L’esistenza della persona, colta a partire dall’esperienza vissuta, è l’ambito in cui la morale di Wojtyla incontra la verità intima della persona, in cui lei stessa ha da riconoscersi, in quanto essere creato ad immagine e somiglianza di Dio. L’uomo ha a disposizione un’esistenza e un amore e deve farne un insieme che abbia senso. La persona è scaturita dall’amore trinitario ed umano. Per raggiungere l’amore deve percorrere, pur tra le difficoltà, le vie dell’amore vero. Le linee in cui si può inglobare la presentazione del plesso persona-amore in Wojtyła e quindi in ultimo gli interessi fondanti della sua morale sono quattro: 1. L’amore è ciò che fa nascere non in senso solo fisico; 2. L’amore è una sfida che Dio fa all’uomo, affinché l’uomo sfidi il destino; 3. L’amore è il peso specifico dell’uomo; 4. Il vero amore implica un rapporto con Dio e con l’eterno. In altri termini, possiamo affermare che nati dall’Amore, su sentieri d’amore, raggiungiamo il fine ultimo che è l’Amore. Ciò si può compiere, con un’unica speranza, se riusciamo a guardare oltre noi stessi, se riusciamo a vedere il vero volto dell’altra persona e riusciamo  ad ascoltare i segnali di un Amore che ci trascende. A questo atteggiamento interiore noi non siamo costretti, ma invitati. Ecco perché a ragione Tadeus Styczeń definisce il suo maestro Wojtyła come il filosofo della libertà al servizio dell’amore. Nulla può avvenire nell’ottica di Wojtyła per mero automatismo o induzione esterna, ma è la persona che nella sua coscienza morale deve muoversi nell’ottica della pienezza dell’amore.

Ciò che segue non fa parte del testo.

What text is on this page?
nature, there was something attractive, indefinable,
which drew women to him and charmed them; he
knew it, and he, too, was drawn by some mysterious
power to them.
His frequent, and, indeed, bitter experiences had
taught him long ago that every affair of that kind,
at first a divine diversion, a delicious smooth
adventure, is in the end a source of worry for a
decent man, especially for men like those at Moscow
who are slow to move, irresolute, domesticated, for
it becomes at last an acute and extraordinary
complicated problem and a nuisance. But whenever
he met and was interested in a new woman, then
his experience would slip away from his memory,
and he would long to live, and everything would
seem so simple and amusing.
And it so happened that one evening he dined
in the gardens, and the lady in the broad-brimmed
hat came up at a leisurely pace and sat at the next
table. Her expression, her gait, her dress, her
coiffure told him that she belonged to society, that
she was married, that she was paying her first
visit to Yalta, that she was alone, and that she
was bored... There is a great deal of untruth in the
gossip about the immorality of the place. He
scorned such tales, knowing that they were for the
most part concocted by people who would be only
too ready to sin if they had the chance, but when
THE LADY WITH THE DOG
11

Tale mi sembra il nucleo fondamentale dell’insegnamento morale di Karol Wojtyła che si può sintetizzare in ciò che Giovanni Reale ha chiamato “Metafisica dell’Amore”, che certamente non esclude anzi va di pari passo con la sua “Metafisica della persona”. Afferma Wojtyła in Amore e Responsabilità: «la persona è un essere tale che il rapporto proprio, pienamente valido con essa è l’amore». Se non ami non vedi l’uomo, vi è, dunque, una sorta di dovere intrinseco ad amare la persona, un dovere che ci rende immediatamente responsabili gli uni degli altri. Ciò sarà ulteriormente sviluppato e diventerà anche magistero della Chiesa, ad esempio, nelle catechesi ed insegnamenti sulla teologia del corpo e in un discorso sul alcuni punti fondamentali della morale cristiana, espressi nell’enciclica Veritatis Splendor (1993), ma trova proprio qui il suo laboratorio d’esordio che ha saputo cogliere in una sola unità il vero, il bene e il bello dell’alta esperienza dell’amore.  
 
*le citazioni non ulteriormente specificate sono tratte dal volume: K. Wojtyła, La Bottega dell’Orefice, Libreria editrice Vaticana, Città del Vaticano 2000.